The guidelines concerning matters to be considered by companies in business transfers and mergers were amended to (i) ensure that companies obtain the genuine and informed (as opposed to the coerced or misguided) consent of their employees before such employees may be transferred as part of a business transfer and (ii) enhance the mutual understanding between the transferor and its employees so as to facilitate a smooth business transfer.
 
In summary, the amended guidelines require transferors to consult with employees and labour unions on a business transfer well before the business transfer is slated to take place, so as to secure enough time for the procurement of employees’ consent to the business transfer. As with the case of a company split, the viability of both the transferring company and the transferee should be discussed in employee consultations. An employee will only be transferred under a business transfer if his or her individual consent to such transfers is obtained. (By contrast, no such individual employee consent is necessary in the case of a company split, although employees opposed to the company split may, subject to the terms of their employment contracts, terminate their employment.)
 
Conclusion
 
With Japanese companies being increasingly open to foreign investments, as evidenced by the continued uptrend in inbound M&A activity, foreign investors should also keep track of changes in Japanese labour laws, which could sometimes affect the feasibility of a deal.
 
Seiya Kai– Associate
Anderson Mori & Tomotsune
Address: Akasaka K-Tower, 2-7, Motoakasaka 1-chome
Minato-ku, Tokyo 107-0051, Japan
E-mail : seiya.kai@amt-law.com
Tel : 81-3-6888-4790
Fax : 81-3-6888-6790
 
Seiya Kai is an associate at Anderson Mori & Tomotsune and is engaged principally in the field of mergers and acquisitions, joint venture and general corporate matters. Mr. Kai is also experienced in capital market transactions, such as the issuance of equity or debt by domestic and foreign companies. He is also working on litigation matters for a number of companies. He is qualified in Japan and has received JD from the University of Tokyo, School of Law.
 
Shigeki Tatsuno – Partner (Corporate/M&A/IP)
Anderson Mori & Tomotsune
Address: Akasaka K-Tower, 2-7, Motoakasaka 1-chome
Minato-ku, Tokyo 107-0051, Japan
E-mail: shigeki.tatsuno@amt-law.com
Tel: 81-3-6888-1124
Fax: 81-3-6888-3124
 
Shigeki Tatsuno is a partner at Anderson Mori & Tomotsune and specialises in the area of mergers and acquisitions, joint ventures, and cross-border investments in every field, including life-science sector. Mr. Tatsuno has extensive experience in advising venture companies and advising on PE funds. He also provides advice to foreign and domestic clients on intellectual property issues/transactions and general corporate matters. He has served as a member of the Human Research Ethics Review Committee of Graduate School of Pharmaceutical Sciences, Faculty of Pharmaceutical Sciences, the University of Tokyo since November 2014.
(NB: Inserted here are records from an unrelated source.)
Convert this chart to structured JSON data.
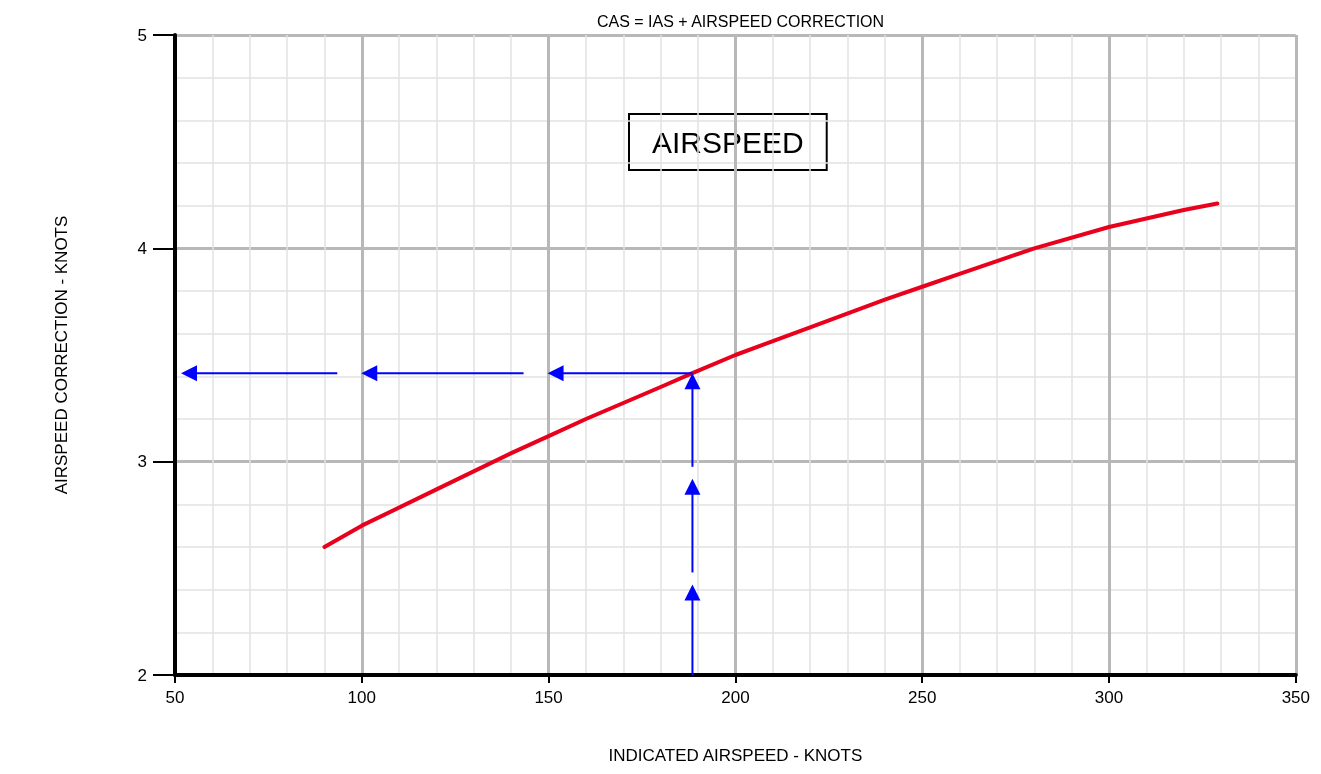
{
  "chart_data": {
    "type": "line",
    "title": "CAS = IAS + AIRSPEED CORRECTION",
    "xlabel": "INDICATED AIRSPEED - KNOTS",
    "ylabel": "AIRSPEED CORRECTION - KNOTS",
    "annotations": [
      "AIRSPEED"
    ],
    "series": [
      {
        "color": "#e8001c",
        "x": [
          90,
          100,
          120,
          140,
          150,
          160,
          180,
          188.5,
          200,
          220,
          240,
          250,
          260,
          280,
          300,
          320,
          329
        ],
        "values": [
          2.6,
          2.7,
          2.87,
          3.04,
          3.12,
          3.2,
          3.35,
          3.415,
          3.5,
          3.63,
          3.76,
          3.82,
          3.88,
          4.0,
          4.1,
          4.18,
          4.21
        ]
      }
    ],
    "xlim": [
      50,
      350
    ],
    "xticks": [
      50,
      100,
      150,
      200,
      250,
      300,
      350
    ],
    "ylim": [
      2,
      5
    ],
    "yticks": [
      2,
      3,
      4,
      5
    ],
    "grid": true,
    "marker": "none",
    "line_style": "solid"
  }
}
[1]Mergers & Acquisitions Research Report February 2017. Japan: RECOF DATA Corporation, 10-13.
[2]A company split involves the carve-out of the target business (typically known as the “split company”) from a company and the transfer of the carved-out business to a separate entity (typically known as the “successor company”).
 
[3]A business transfer involves a contract between the buyer and the seller under which the seller transfers all or a material part of its business to the buyer.